What you are basically saying is the system was so poorly thought out that it would have ended up not working that way anyhow, since most people would default to having to utilize retail discs.
And even then, the whole 'disc swapping' convenience is completely null when you have to worry about installing 50GB games every other week and trying to shuffle games on and off the HDD because you're stuffed. Considering you don't even really get 500GB, but like 460GB to start with, you're already off to a bad start. You're talking if the average retail sizes average 40GB, you'll get maybe 11-15 games on the HDD.

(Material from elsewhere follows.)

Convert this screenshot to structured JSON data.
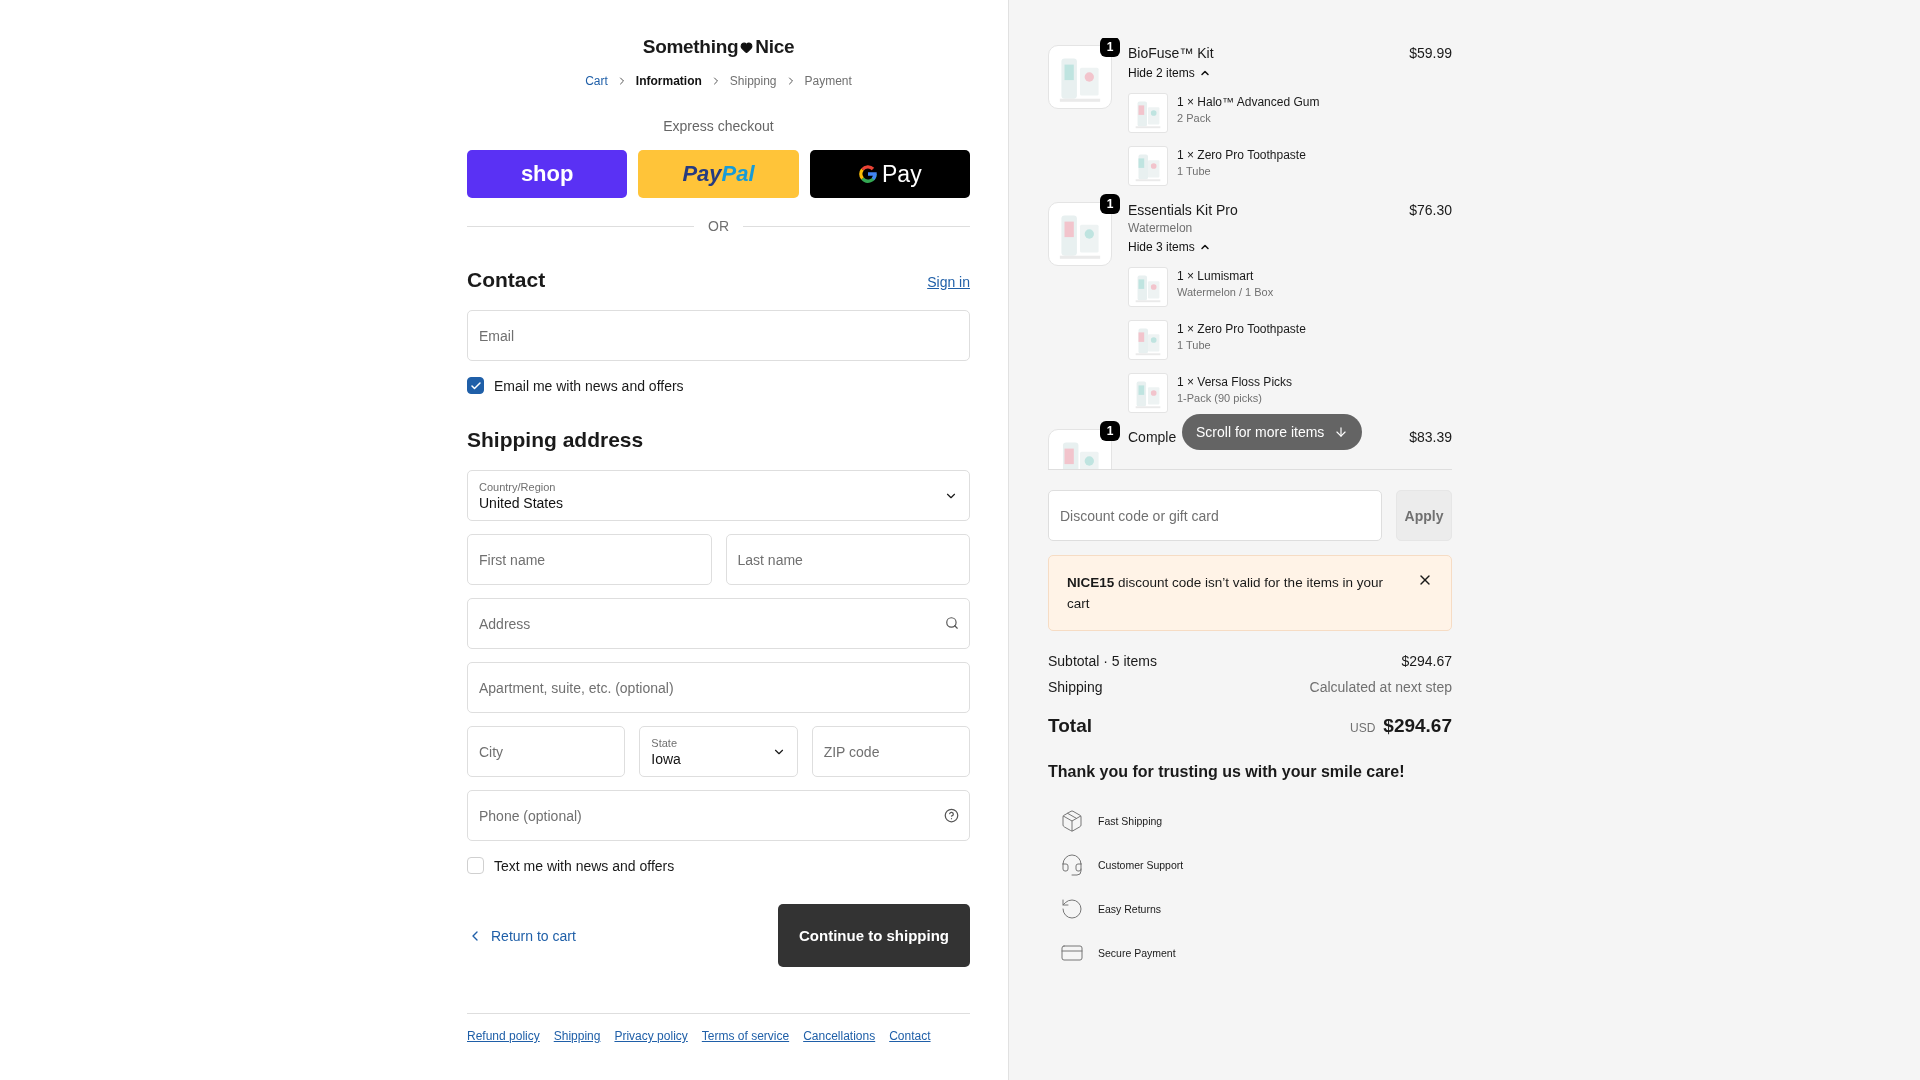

I always thought the whole idea was silly: why do we care about the 'inconvenience' of having to swap discs for two seconds, when you have the 'inconvenience' of having to watch a game install for 8 or 9 minutes? Or having to uninstall games and figure out what to keep or not every few months. It's just exchanging one inconvenience for another, even putting aside that it's completely counter intuitive to Microsoft's clear goal of an all-digital future, which they've stated publically endlessly and which the Xbox One prior to the 180s was clearly almost entirely on the way there, were it not for the small concession of a disc drive.
Even in 5 years, you think the internet infrastructure in America is going to be where it needs to be for an all-digital platform with average 40GB installs for most retail releases?